Rappelons que Kapteyn a alors 23 ou 24 ans, et qu'apparemment elle cherche aussi en lisant à se munir d'une expérience de la vie. Cette vie, elle s'en rend compte peut-être déjà, sera la vie de quelqu'un qui écrit. C'est ainsi qu'on doit sans doute comprendre la reprise de ce que j'appellerais l'annonce chez Sand de Virginia Woolf :

[....] Et puis, n'être pas chez soi, ne pas se sentir seule une heure dans la journée ou dans la nuit, c'est quelque chose d'antipathique pour ceux qui aiment à rêver et à contempler. [...] il faut à tout être pensant ses heures de solitude et de recueillement. (HV I, 944)
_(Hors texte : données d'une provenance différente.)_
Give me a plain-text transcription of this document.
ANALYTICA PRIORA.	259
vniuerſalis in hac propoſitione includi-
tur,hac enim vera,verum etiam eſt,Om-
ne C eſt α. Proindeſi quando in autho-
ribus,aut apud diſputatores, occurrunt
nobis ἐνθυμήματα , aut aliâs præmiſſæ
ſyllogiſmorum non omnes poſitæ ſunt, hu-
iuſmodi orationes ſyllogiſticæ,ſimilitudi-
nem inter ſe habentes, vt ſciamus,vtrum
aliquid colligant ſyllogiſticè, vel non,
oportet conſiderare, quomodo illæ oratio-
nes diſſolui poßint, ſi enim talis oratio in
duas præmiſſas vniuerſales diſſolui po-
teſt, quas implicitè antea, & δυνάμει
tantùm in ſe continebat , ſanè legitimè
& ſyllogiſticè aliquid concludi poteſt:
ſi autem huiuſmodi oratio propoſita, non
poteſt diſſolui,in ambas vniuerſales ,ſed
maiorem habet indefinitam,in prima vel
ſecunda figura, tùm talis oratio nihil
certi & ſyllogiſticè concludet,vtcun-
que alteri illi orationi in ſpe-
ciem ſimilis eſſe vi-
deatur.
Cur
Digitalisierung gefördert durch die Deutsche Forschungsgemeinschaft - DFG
Les passages concernant la “naissance de l'écrivain” George Sand sont également transcrits :

Je reconnus que j'écrivais vite, facilement, longtemps sans fatigue; que mes idées, engourdies dans mon cerveau, s'éveillaient et s'enchaînaient, par la déduction, au courant de la plume; que, dans ma vie de recueillement, j'avais beaucoup observé et assez bien compris les caractères que le hasard avait fait passer devant moi, et que, par conséquent, je connaissais assez la nature humaine pour la dépeindre. [...] (HV II, 101)

Il convient de préciser que Kapteyn n'écrira pas de romans, mais qu'elle fera d'abord de la philosophie, puis cherchera à appliquer dans la pratique des sytèmes de pensée - en particulier entre 1914-1918, lorsqu'elle tente de se situer en tant que femme par rapport à la guerre: elle appellera les femmes à la révolte et à protester contre leur minorité politique.

En 1879, elle n'en est pas encore là: c'est autour de cette période, probablement, qu'elle rencontre l'homme qu'elle épousera en décembre 1880. La transcription de certains passages semblent traduire un espoir de progéniture et un grand intérêt pour l'éducation des enfants:

[...] On ne lui [à l'enfant] rend pas service en hâtant sans ménagement et sans discernement l'appréciation de toutes les choses qui le frappent. Il est bon qu'il la cherche lui-même et qu'il l'établisse à sa manière durant la période de sa vie où, à la place de son innocente erreur, nos explications, hors de portée pour lui, le jetteraient dans des erreurs plus grandes encore, et peut-être à jamais funestes à la droiture de son jugement, et, par suite, à la moralité de son âme. (HV I, 534/5)

Elle aura trois enfants, et il est probable que les pressentiments exprimés dans une lettre à Helene Mercier sur le peu de temps qu'elle allait avoir, une fois mariée, pour s'occuper de ses lectures se seront réalisés. Quelque quinze ans plus tard, elle commença de publier. Que l'on sache, elle n'a pas écrit d'“histoire de sa vie”, mais cela peut être dû à plusieurs facteurs. L'un d'entre eux étant celui du temps qui lui a été imparti: elle est tombée malade lorsqu'elle finissait de rédiger un texte, et est morte dans un hôpital psychiatrique.